= Tactical air force =

British term for WWII plane formation

The term Tactical Air Force was used by the air forces of the British Commonwealth during the later stages of World War II, for formations of more than one fighter group. A tactical air force was intended to achieve air supremacy and perform ground attack missions.

Unlike the numbered air forces of the United States Army Air Forces (USAAF), the Tactical Air Forces did not include strategic bombing/heavy bomber capability. The USAAF situation changed in late 1943 when the Twelfth Air Force transferred its heavy bombers to the newly formed Fifteenth Air Force.
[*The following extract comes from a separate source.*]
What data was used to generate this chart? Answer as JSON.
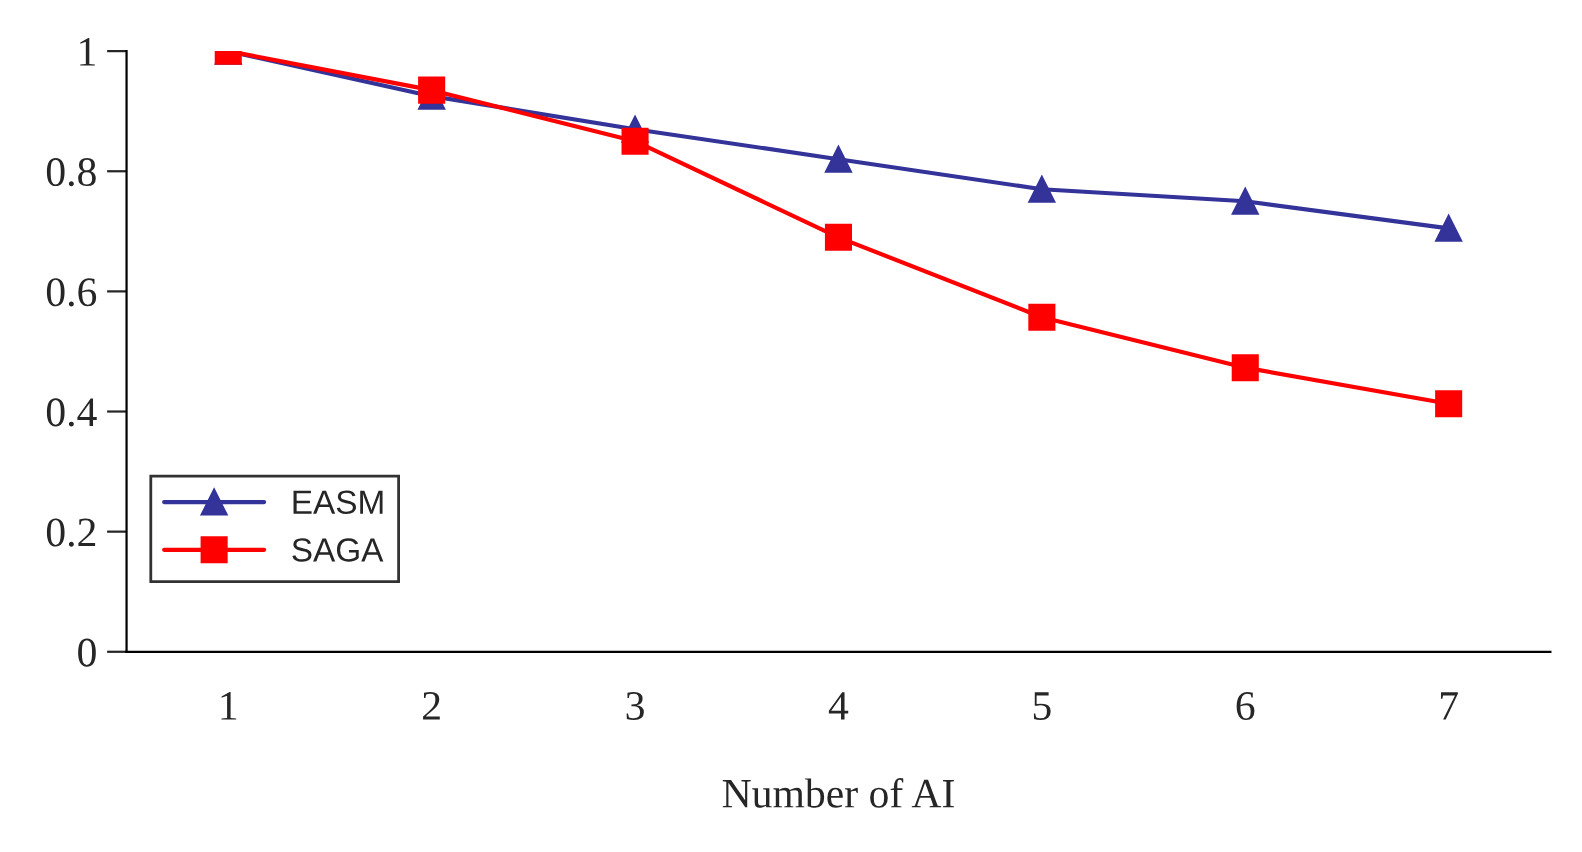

Later, when the Allied air forces in the MTO were reorganized into the Mediterranean Allied Air Forces (MAAF), the US 12th Air Force and the RAF Desert Air Force became part of the Mediterranean Allied Tactical Air Force and the US 15th Air Force and No. 205 Group RAF became part of the Mediterranean Allied Strategic Air Force. A Mediterranean Allied Coastal Air Force was also part of MAAF.
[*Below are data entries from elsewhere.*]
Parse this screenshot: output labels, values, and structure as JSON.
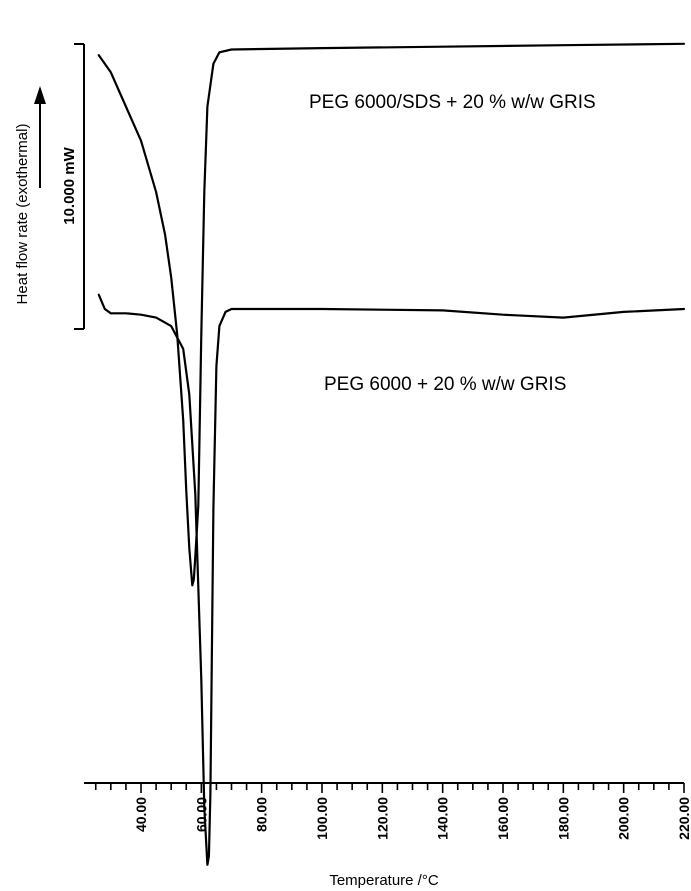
{
  "chart_data": {
    "type": "line",
    "title": "",
    "xlabel": "Temperature /°C",
    "ylabel": "Heat flow rate (exothermal)",
    "xlim": [
      25,
      220
    ],
    "grid": false,
    "legend": "none",
    "x_ticks": [
      "40.00",
      "60.00",
      "80.00",
      "100.00",
      "120.00",
      "140.00",
      "160.00",
      "180.00",
      "200.00",
      "220.00"
    ],
    "scale_bar": {
      "label": "10.000 mW",
      "value_mw": 10
    },
    "series": [
      {
        "name": "PEG 6000/SDS + 20 % w/w GRIS",
        "label_position": "right, below curve",
        "unit": "mW (relative)",
        "points": [
          [
            26,
            9.8
          ],
          [
            30,
            9.2
          ],
          [
            35,
            8.0
          ],
          [
            40,
            6.8
          ],
          [
            45,
            5.0
          ],
          [
            48,
            3.5
          ],
          [
            50,
            2.0
          ],
          [
            52,
            0.0
          ],
          [
            54,
            -3.0
          ],
          [
            55,
            -5.5
          ],
          [
            56,
            -7.5
          ],
          [
            57,
            -8.8
          ],
          [
            57.5,
            -8.6
          ],
          [
            58,
            -7.8
          ],
          [
            59,
            -6.0
          ],
          [
            60,
            0.0
          ],
          [
            61,
            5.0
          ],
          [
            62,
            8.0
          ],
          [
            64,
            9.5
          ],
          [
            66,
            9.9
          ],
          [
            70,
            10.0
          ],
          [
            100,
            10.05
          ],
          [
            140,
            10.1
          ],
          [
            180,
            10.15
          ],
          [
            220,
            10.2
          ]
        ]
      },
      {
        "name": "PEG 6000 + 20 % w/w GRIS",
        "label_position": "right, below curve",
        "unit": "mW (relative)",
        "points": [
          [
            26,
            0.5
          ],
          [
            28,
            0.0
          ],
          [
            30,
            -0.15
          ],
          [
            35,
            -0.15
          ],
          [
            40,
            -0.2
          ],
          [
            45,
            -0.3
          ],
          [
            50,
            -0.6
          ],
          [
            54,
            -1.4
          ],
          [
            56,
            -3.0
          ],
          [
            58,
            -6.5
          ],
          [
            60,
            -13.0
          ],
          [
            61,
            -17.5
          ],
          [
            62,
            -19.5
          ],
          [
            62.5,
            -19.2
          ],
          [
            63,
            -17.0
          ],
          [
            64,
            -7.0
          ],
          [
            65,
            -2.0
          ],
          [
            66,
            -0.6
          ],
          [
            68,
            -0.1
          ],
          [
            70,
            0.0
          ],
          [
            100,
            0.0
          ],
          [
            140,
            -0.05
          ],
          [
            160,
            -0.2
          ],
          [
            180,
            -0.3
          ],
          [
            200,
            -0.1
          ],
          [
            220,
            0.0
          ]
        ]
      }
    ]
  }
}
Operating strategic, tactical, and coastal air forces together throughout the latter stages of the Second World War was based on the successful practice primarily of Air Chief Marshal Sir Arthur Tedder and Air Vice Marshal Arthur Coningham during the Western Desert Campaign of WWII. This original 'tri-force' consisted of No. 205 (Heavy Bomber) Group, Air Headquarters Western Desert, and No. 201 (Naval Cooperation) Group as the strategic, tactical, and coastal components, respectively. Coningham commanded Air Headquarters Western Desert. To support Allied ground forces, he and Tedder developed some of the key features of close air support still practiced in the 21st century.
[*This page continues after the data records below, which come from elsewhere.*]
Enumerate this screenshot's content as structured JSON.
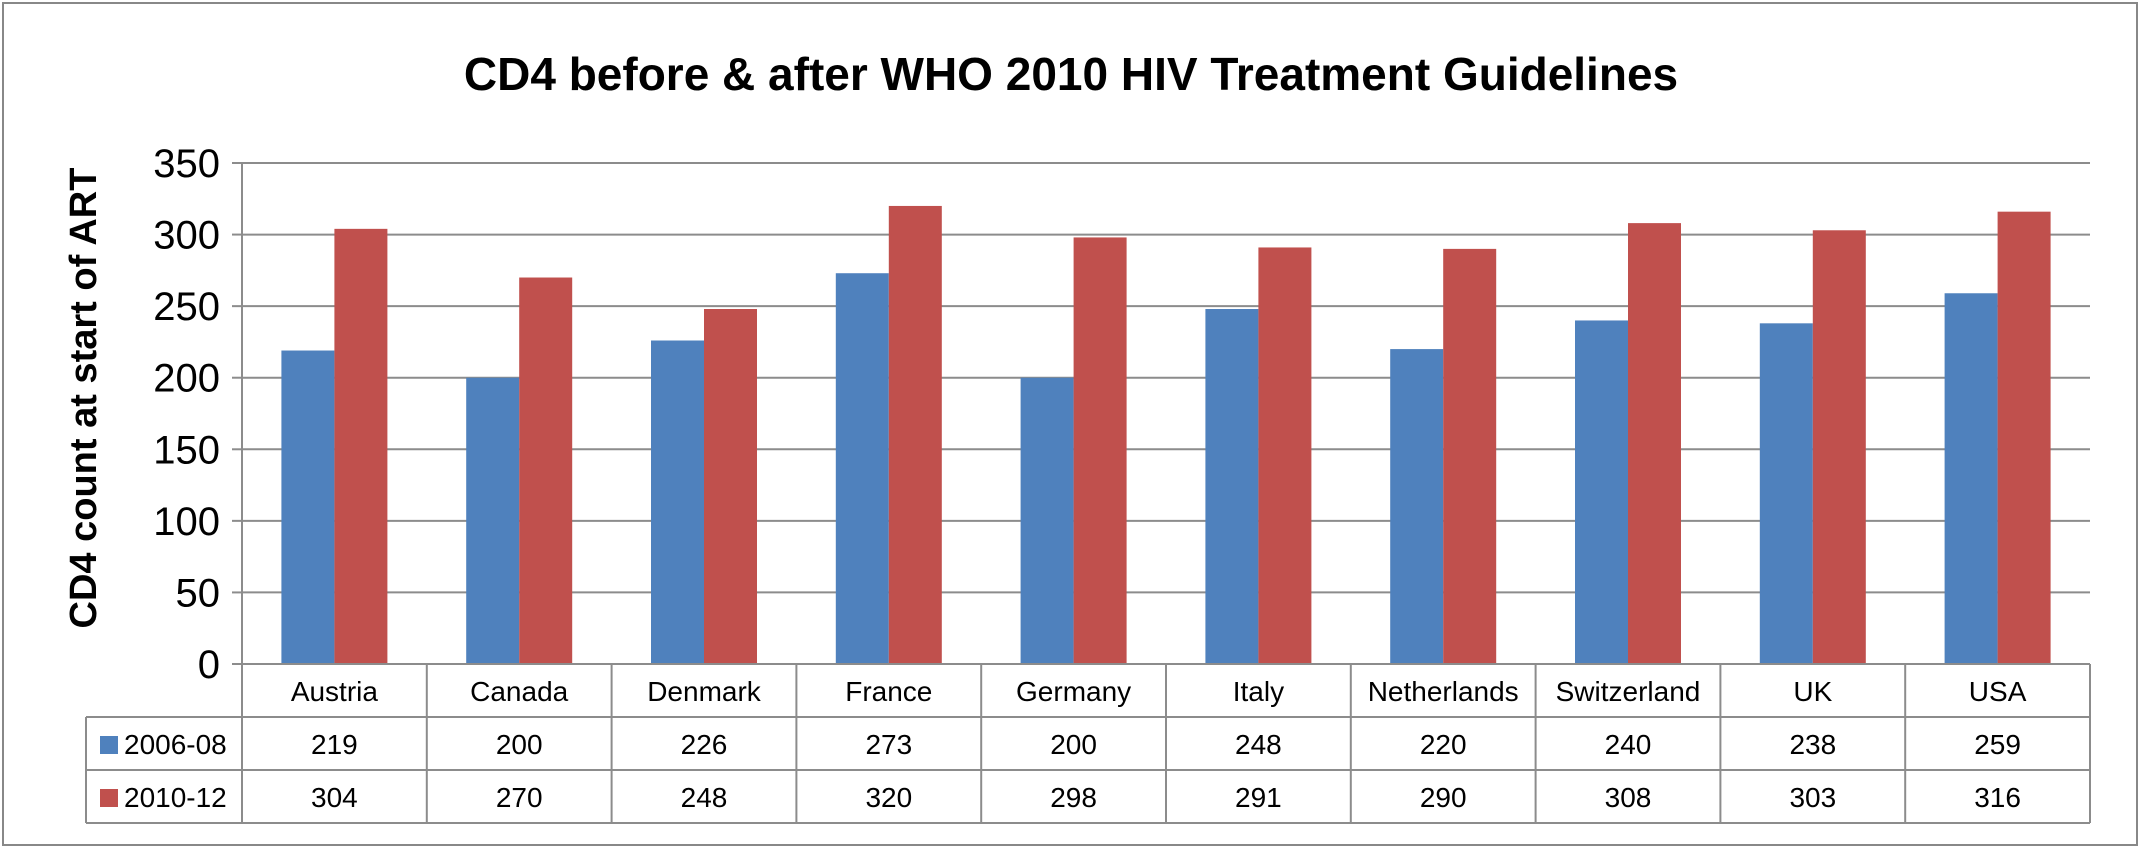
{
  "chart_data": {
    "type": "bar",
    "title": "CD4 before & after WHO 2010 HIV Treatment Guidelines",
    "xlabel": "",
    "ylabel": "CD4 count at start of ART",
    "ylim": [
      0,
      350
    ],
    "yticks": [
      0,
      50,
      100,
      150,
      200,
      250,
      300,
      350
    ],
    "grid": true,
    "legend": "data-table",
    "categories": [
      "Austria",
      "Canada",
      "Denmark",
      "France",
      "Germany",
      "Italy",
      "Netherlands",
      "Switzerland",
      "UK",
      "USA"
    ],
    "series": [
      {
        "name": "2006-08",
        "color": "#4f81bd",
        "values": [
          219,
          200,
          226,
          273,
          200,
          248,
          220,
          240,
          238,
          259
        ]
      },
      {
        "name": "2010-12",
        "color": "#c0504d",
        "values": [
          304,
          270,
          248,
          320,
          298,
          291,
          290,
          308,
          303,
          316
        ]
      }
    ]
  }
}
The first tactical air force to be so named was the RAF Second Tactical Air Force, which was inaugurated within RAF Fighter Command on June 1, 1943, with the title "tactical air force" superseding the original title of "expeditionary air force".

The four tactical air forces were:
- Australian First Tactical Air Force
- Desert Air Force (later known as the First Tactical Air Force) - North Africa and later Italy
- RAF Second Tactical Air Force - Northern Europe
- RAF Third Tactical Air Force - South Asia

== US First Tactical Air Force in WWII ==
Also there was a U.S./French TAF, the First Tactical Air Force (Provisional), supporting the Franco-American 6th Army Group, consisting of U.S. Seventh Army and the French 1er Corps Aerien Francais. (Zaloga, Nordwind) 1 TAF (P) became operational early in November 1944 with Major General Ralph Royce in command. Its major components included the XII Tactical Air Command, which oversaw five P-47 Thunderbolt groups previously assigned to the Twelfth and Ninth Air Forces through the 64th Fighter Wing under the command of Col. Nelson P. Jackson. Additionally, the First French Air Corps (FFAC) contributed three P-47 groups, while four B-26 Marauder groups—two from the Twelfth Air Force and two from FFAC's II Brigade de Bombardment—were placed under the command of the 42nd Bomb Wing. The Western French Air Forces (WFAF) also played a role within the formation. The 1er CAF was formed on 1 December 1944.